Ох и вытянулись же тогда лица боярские! Пуще всех Басман-отец взволновался.

– Царе, уж не…

Но царь велел жестом смолкнуть. Вот юный Басманов и понял, что к чему. Выступил холодный пот.

– Так дороги, откуда замараться-то, – мои. И лошади, что копытами пыль подняли, – мои. И люд, что ходит да ездит по земле сей, – мой.

Тогда Басманов посмеялся от души, не ведая всей силы сих слов.

 

Помнит Федор первую казнь. Лошадьми разорвали несчастного за ересь какую-то. Уж вину-то забыл Федор, да не забыл, что земля была липкая от крови. Руки не дрожали, сердце и душа одно и твердили: «Словом и делом!» Да глаза отчего-то малодушно рыскали. Так и встретился взором с государем.

– Оттого это земля и моя, – молвил царь Иоанн.

Загулял тогда пир честной, и столько меду выпито, что никто и не припомнил, кроме Федора. Все с опаской поглядывал, когда государь с советниками обменивался знаками али перешептывался.
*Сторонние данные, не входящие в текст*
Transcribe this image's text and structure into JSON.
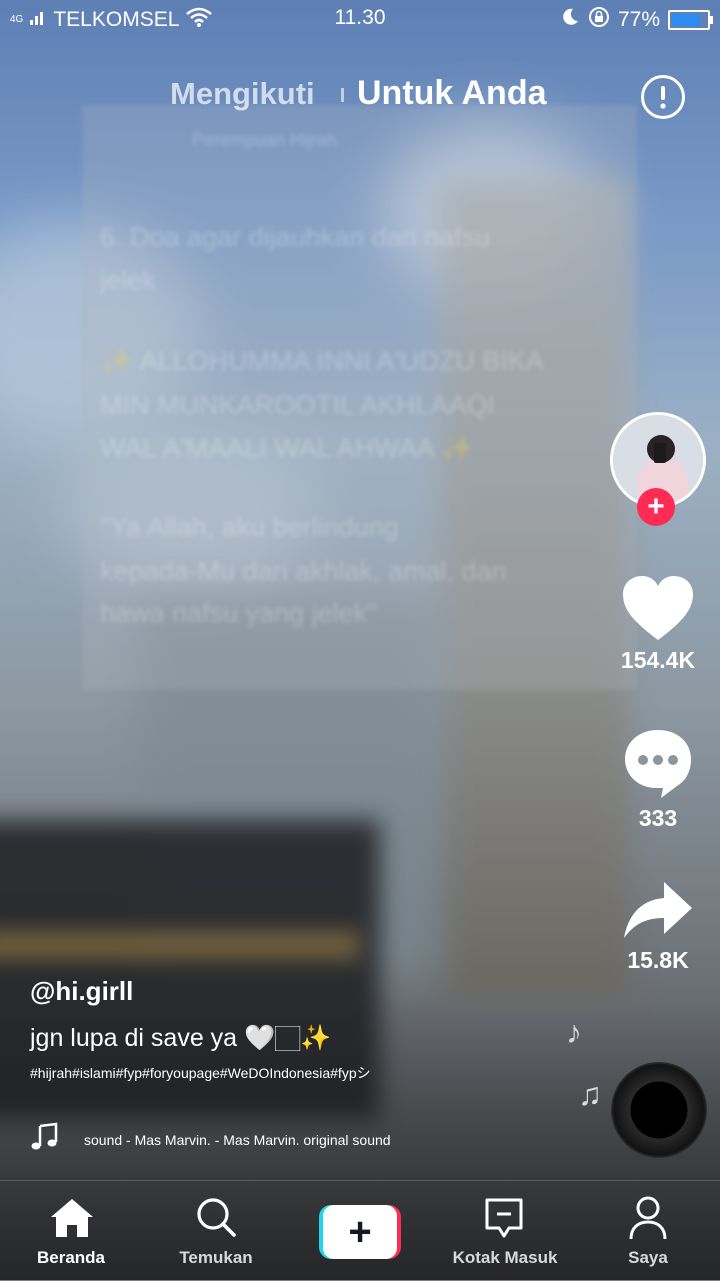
{
  "status_bar": {
    "network": "4G",
    "carrier": "TELKOMSEL",
    "time": "11.30",
    "battery_percent": "77%",
    "icons": [
      "signal-icon",
      "wifi-icon",
      "moon-icon",
      "rotation-lock-icon",
      "battery-icon"
    ]
  },
  "top_nav": {
    "following": "Mengikuti",
    "for_you": "Untuk Anda",
    "report_icon": "exclamation-circle-icon"
  },
  "video": {
    "username": "@hi.girll",
    "caption": "jgn lupa di save ya 🤍🏻✨",
    "hashtags": "#hijrah#islami#fyp#foryoupage#WeDOIndonesia#fypシ",
    "music": "sound - Mas Marvin. - Mas Marvin.    original sound",
    "background_text": [
      "Perempuan Hijrah",
      "6. Doa agar dijauhkan dari nafsu",
      "jelek",
      "✨ ALLOHUMMA INNI A'UDZU BIKA",
      "MIN MUNKAROOTIL AKHLAAQI",
      "WAL A'MAALI WAL AHWAA ✨",
      "\"Ya Allah, aku berlindung",
      "kepada-Mu dari akhlak, amal, dan",
      "hawa nafsu yang jelek\""
    ]
  },
  "actions": {
    "likes": "154.4K",
    "comments": "333",
    "shares": "15.8K",
    "follow_icon": "plus-icon",
    "like_icon": "heart-icon",
    "comment_icon": "chat-bubble-icon",
    "share_icon": "share-arrow-icon"
  },
  "bottom_nav": {
    "home": "Beranda",
    "discover": "Temukan",
    "create_icon": "plus-icon",
    "inbox": "Kotak Masuk",
    "profile": "Saya"
  },
  "colors": {
    "accent_red": "#fe2c55",
    "accent_cyan": "#20d5ec",
    "battery_blue": "#2d8cf0"
  }
}
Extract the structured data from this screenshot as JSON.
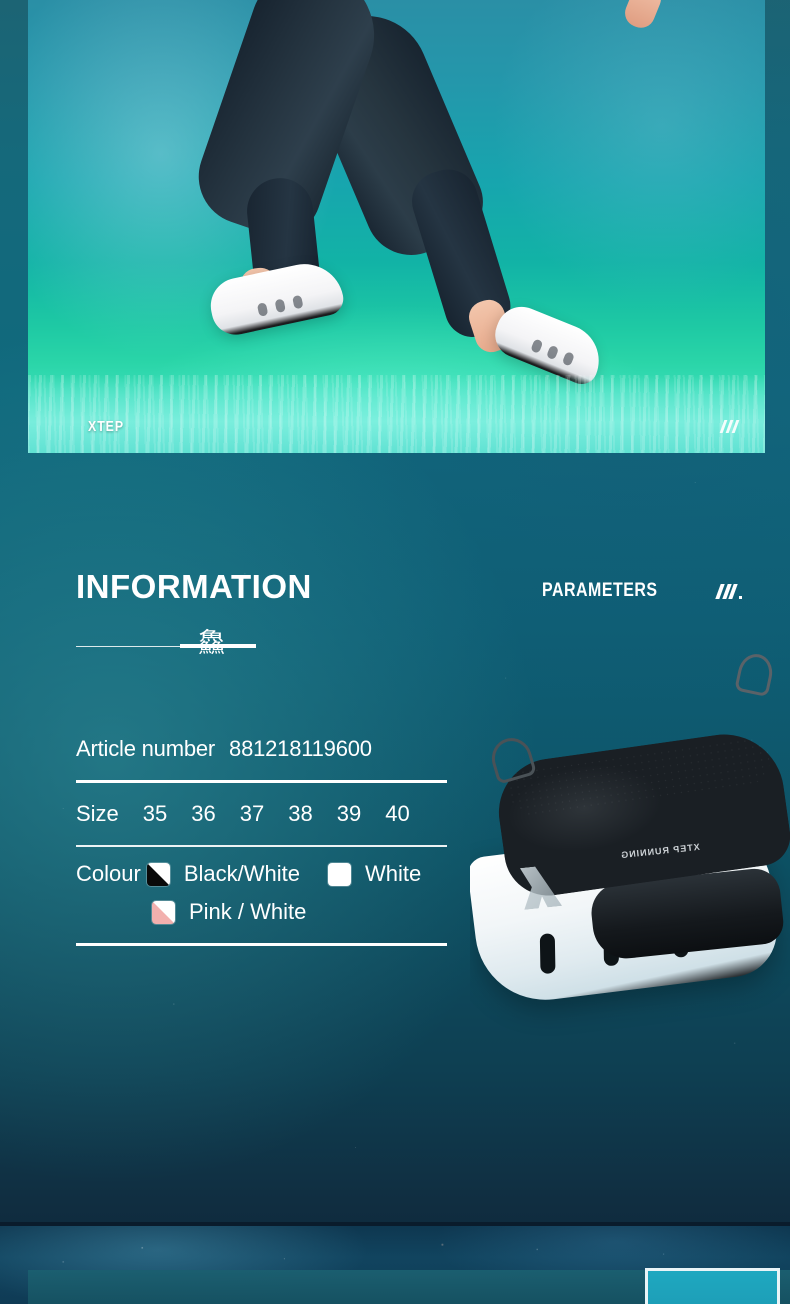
{
  "brand": {
    "name": "XTEP",
    "logo_mark": "three-slash-mark"
  },
  "hero": {
    "alt": "woman-running-over-water",
    "brand_label": "XTEP",
    "logo_mark": "xtep-slash-logo"
  },
  "sections": {
    "information_title": "INFORMATION",
    "parameters_title": "PARAMETERS",
    "deco_glyph": "鱻"
  },
  "spec": {
    "article": {
      "label": "Article number",
      "value": "881218119600"
    },
    "size": {
      "label": "Size",
      "values": [
        "35",
        "36",
        "37",
        "38",
        "39",
        "40"
      ]
    },
    "colour": {
      "label": "Colour",
      "options": [
        {
          "name": "Black/White",
          "swatch": "black-white",
          "primary": "#0a0a0a",
          "secondary": "#ffffff"
        },
        {
          "name": "White",
          "swatch": "white",
          "primary": "#ffffff",
          "secondary": "#ffffff"
        },
        {
          "name": "Pink / White",
          "swatch": "pink-white",
          "primary": "#f2b0ae",
          "secondary": "#ffffff"
        }
      ]
    }
  },
  "product": {
    "alt": "xtep-black-white-running-shoe",
    "side_text": "XTEP RUNNING"
  },
  "colors": {
    "page_bg_top": "#1c6474",
    "page_bg_bottom": "#0c2436",
    "hero_top": "#2a8fa6",
    "hero_bottom": "#73e8da",
    "text": "#ffffff",
    "accent_panel": "#1fa8c0",
    "next_section_bg": "#11445f"
  }
}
Все боялся, как бы в сей самый миг на него самого не обрушился царский гнев.

Видел юный Басманов, как отец евонный с государем через рукав пьют, разнузданные песенки слушают от уродцев-калик, а иной раз присвистнут да подпоют. И веселился царь, и смеялся от всей души, светло и отрадно. А всяко вот едва-едва от чаши отстранится, так что-то в очах черных сверкнет. Зимняя гроза. И вновь добр да беспечен государь. Да ежели приглядеться, чаша царская не пустела. Долго пир гулял, а царь не сделал ни глотка: подносил к губам, но не вкушал.
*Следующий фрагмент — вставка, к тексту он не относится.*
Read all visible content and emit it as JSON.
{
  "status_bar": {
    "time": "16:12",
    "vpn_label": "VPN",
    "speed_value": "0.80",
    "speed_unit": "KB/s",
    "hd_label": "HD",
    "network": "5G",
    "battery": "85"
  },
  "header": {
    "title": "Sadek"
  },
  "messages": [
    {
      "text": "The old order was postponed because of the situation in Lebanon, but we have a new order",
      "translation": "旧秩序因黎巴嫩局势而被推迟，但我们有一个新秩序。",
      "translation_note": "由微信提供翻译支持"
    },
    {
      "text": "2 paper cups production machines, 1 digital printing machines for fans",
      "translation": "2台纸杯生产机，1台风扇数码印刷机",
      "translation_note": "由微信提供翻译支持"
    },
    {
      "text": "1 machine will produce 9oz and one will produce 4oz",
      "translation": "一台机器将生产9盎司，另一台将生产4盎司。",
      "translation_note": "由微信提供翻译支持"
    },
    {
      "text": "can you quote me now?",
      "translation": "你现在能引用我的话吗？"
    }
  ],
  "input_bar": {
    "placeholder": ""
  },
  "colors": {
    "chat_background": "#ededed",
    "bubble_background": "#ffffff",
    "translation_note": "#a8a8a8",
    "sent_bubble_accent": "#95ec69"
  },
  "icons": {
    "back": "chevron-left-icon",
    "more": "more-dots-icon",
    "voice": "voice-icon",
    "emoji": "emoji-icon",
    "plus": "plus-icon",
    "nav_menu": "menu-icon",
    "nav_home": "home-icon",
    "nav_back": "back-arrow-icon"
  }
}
Не стал тогда Басманов об том никому говорить, а вот как с отцом толковал, все разом и припомнилось.

– С тобою ехать? Прям завтра? – точно сквозь сон бормотал Федя.

Вздохнул воевода да сам призадумался. Смутная тревога дрогнула в сердце отцовском. Застучали пальцы тяжелые по столу, заметалось сердце отцовское.
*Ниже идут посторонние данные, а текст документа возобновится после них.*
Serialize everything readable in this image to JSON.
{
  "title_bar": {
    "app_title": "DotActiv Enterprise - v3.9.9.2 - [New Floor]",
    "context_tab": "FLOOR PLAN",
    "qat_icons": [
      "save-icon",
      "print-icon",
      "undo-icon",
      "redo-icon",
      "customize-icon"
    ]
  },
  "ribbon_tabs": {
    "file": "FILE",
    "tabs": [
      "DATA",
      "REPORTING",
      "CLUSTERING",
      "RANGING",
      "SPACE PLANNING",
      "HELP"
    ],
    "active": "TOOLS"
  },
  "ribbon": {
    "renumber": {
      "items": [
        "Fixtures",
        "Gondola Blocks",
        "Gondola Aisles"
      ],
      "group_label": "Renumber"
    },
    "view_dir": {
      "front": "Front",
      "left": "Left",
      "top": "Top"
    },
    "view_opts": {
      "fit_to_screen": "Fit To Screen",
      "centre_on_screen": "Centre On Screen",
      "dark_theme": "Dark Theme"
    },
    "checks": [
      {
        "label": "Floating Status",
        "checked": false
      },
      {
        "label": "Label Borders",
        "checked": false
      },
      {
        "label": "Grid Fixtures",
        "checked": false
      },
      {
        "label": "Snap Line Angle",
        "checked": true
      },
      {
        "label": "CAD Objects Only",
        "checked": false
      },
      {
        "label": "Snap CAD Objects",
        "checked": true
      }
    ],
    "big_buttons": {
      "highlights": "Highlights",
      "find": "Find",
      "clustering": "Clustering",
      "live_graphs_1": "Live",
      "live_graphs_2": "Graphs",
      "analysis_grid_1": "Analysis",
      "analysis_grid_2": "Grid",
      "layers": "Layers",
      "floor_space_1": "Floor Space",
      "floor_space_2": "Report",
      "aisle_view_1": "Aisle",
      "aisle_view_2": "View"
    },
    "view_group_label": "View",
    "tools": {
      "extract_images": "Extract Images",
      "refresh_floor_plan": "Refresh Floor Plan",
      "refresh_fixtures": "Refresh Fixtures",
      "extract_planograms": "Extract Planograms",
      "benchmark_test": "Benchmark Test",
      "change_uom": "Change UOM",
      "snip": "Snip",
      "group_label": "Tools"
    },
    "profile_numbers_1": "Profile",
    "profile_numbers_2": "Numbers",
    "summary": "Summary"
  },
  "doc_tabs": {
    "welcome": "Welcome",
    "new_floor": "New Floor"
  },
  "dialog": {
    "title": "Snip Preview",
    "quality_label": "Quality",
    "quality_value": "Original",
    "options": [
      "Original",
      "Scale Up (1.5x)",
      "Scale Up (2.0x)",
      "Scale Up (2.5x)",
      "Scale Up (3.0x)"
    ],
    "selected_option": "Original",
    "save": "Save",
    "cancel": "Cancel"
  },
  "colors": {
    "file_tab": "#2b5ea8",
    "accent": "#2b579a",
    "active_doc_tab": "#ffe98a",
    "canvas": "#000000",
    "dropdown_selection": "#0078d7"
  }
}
– Вот что, Федя. Коли просишь: «Тятя, тятя!» – так знай: как от дитя малого отмахнутся от тебя. И уж буду с тобой не как с сыном, а как с равным. Нету боле веры князьям Черных. И вступаться за них – дело гиблое. Служил я при батюшке евонном, великом князе Василии Иваныче… Ох и много воды утекло… Рос Иоанн Васильевич у меня на глазах. Это нынче великий Грозный царь, а мне-то ведомо: и тревог, и горя, и боли испил сполна владыка, еще будучи отроком. Сделался жестокосердным, гневливым драконом и в зверствах своих безумных топит боль и тоску по всем потерям своим. Авось по страданиям своим вымолит прощение у Господа за пролитую кровь. За душу Иоаннову молюсь. Несчастен владыка и тяжко его бремя. Не виню, не проклинаю. И все же не забыть мне того взгляду, с каким Иоанн отдал приказ о расправе над Черных. Ежели очи закрою, все предо мною как наяву. Чуйка верная, ни разу не подвела. После приказа, после взгляда я знал: Черных надо изжить. Что-то государь о них знает, что нам, простым смертным, неведомо.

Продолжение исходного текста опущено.